An example email was the one I got just over an hour ago to let me know that I’d got a problem with GK-2A reception as it had been 42 minutes since I’d last received an image with my threshold of 40 minutes being exceeded.
I’d got the email on my phone and being home, I went to check on what was happening on the Pi which does the decoding.
The first place to look is the watchdog log files as it captures the processing. First it checks to see if the xrit code (which does the image processing) is running and it also checks if there have been images captured. If needed it’ll first try to resolve things by restarting the xrit code but if that doesn’t work, it takes the more drastic option of rebooting the pi. This hadn’t worked, as we can see from these log entries, which was repeated multiple times as my watchdog tried all it could to resolve the problem.
2021-04-03 14:33:56,958 - watchdog - DEBUG - xrit-rx.py is running
2021-04-03 14:33:57,185 - watchdog - DEBUG - goesrecv is NOT processing images
2021-04-03 14:33:57,185 - watchdog - DEBUG - goesrecv is not processing
2021-04-03 14:33:57,204 - watchdog - DEBUG - rebooting the Pi
Looking at the receive log I could see that there were no issues with the down link with a vit(avg) of just under 40 (under about 200 is fine), multiple packets being received and zero drops. With this combination showing no issues with the down link, so the antenna / GOES SAWbird / RTL-SDR / Raspberry Pi combination working well.
However looking at the process log, all I saw was that the connection was idle.
Idle means that there is no data which can be decrypted.
Jumping onto a Discord channel where I connect with some other people who download satellite data, I was hoping to see if someone else was able to receive the data to help me troubleshoot the problem, but the only person with a GK-2A receiver had a problem with the power supply for their Pi, so I was on my own.
I looked at the web portal which shows the schedule and noticed something odd, with the FD 001 image being scheduled for 01:50:06 UTC, which is significantly later than normal. I validated this by checking for when it was received yesterday, which was 00:12 UTC for the file time stamp, which is about normal. So today’s 001 was expected about 100 minutes later than normal.

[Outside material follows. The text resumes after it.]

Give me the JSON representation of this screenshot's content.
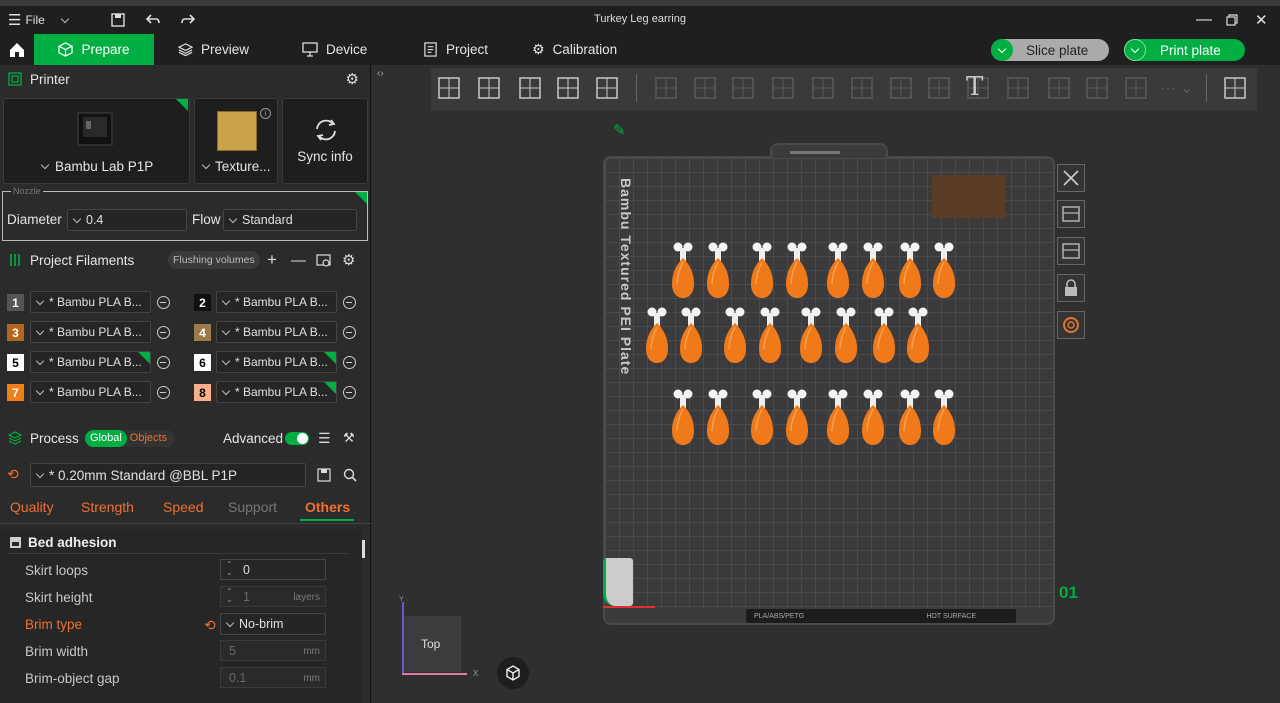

Watching the process log, I saw an image arrive, which was as per the schedule (first line), so I knew that things were at least returning to normal with an expected file arriving as per the schedule.
However FD001 never arrived on time, so something wasn’t totally right.
Looking at the last full disk (FD) file which arrived, it was clear that whilst it had started to be received, only a partial image was received at 00:20 UTC. But from the schedule, FD002 shouldn’t be received until 02:00:56 UTC, which didn’t make sense.
I was prompted to check the .ant file, which is a file that is downloaded daily that has information including expected outages, but there had been no file downloaded today and the one from the previous day had nothing notable.
Continuing to watch the process log, I saw an image start to be received, which was FD002 for the second time (which never usually happens as the image number always increments.
And there were two FD002 images received, which is the first time I’ve ever seen that happen.
Keen observers will note that there was a FD143 file however whilst that was scanned by the satellite the previous day, by the time it has been processed on the satellite and downloaded, it appears in the directory for the next day, so this is perfectly normal.
Looking at the new FD002, everything looks to be back to normal.
So for now, it seems to be back to working normally, with multiple images downloading with zero problems.
Now the more complex question is what was the root cause of the issue. Given that there was a long break with no images downloaded, no issues found with my reception / decoding, it seems unlikely that the issue is with my hardware / software. But when you consider the unusual schedule for the FD images, the partial reception of FD002 and then another FD002 being received much later, the most likely explanation is that something happened at the GK-2A satellite end, but unless the GK-2A satellite operator, the Korea Meteorological Administration (KMA), disclose an issue it will probably remain a mystery.
However it was fun trying to debug this in real time, not knowing the root cause of the problem and expecting that it would be something on my end that had gone wrong. But then I’ve seen issues with satellites before including NOAA 15 and GK-2A.
And the watchdog confirmed everything was back to normal.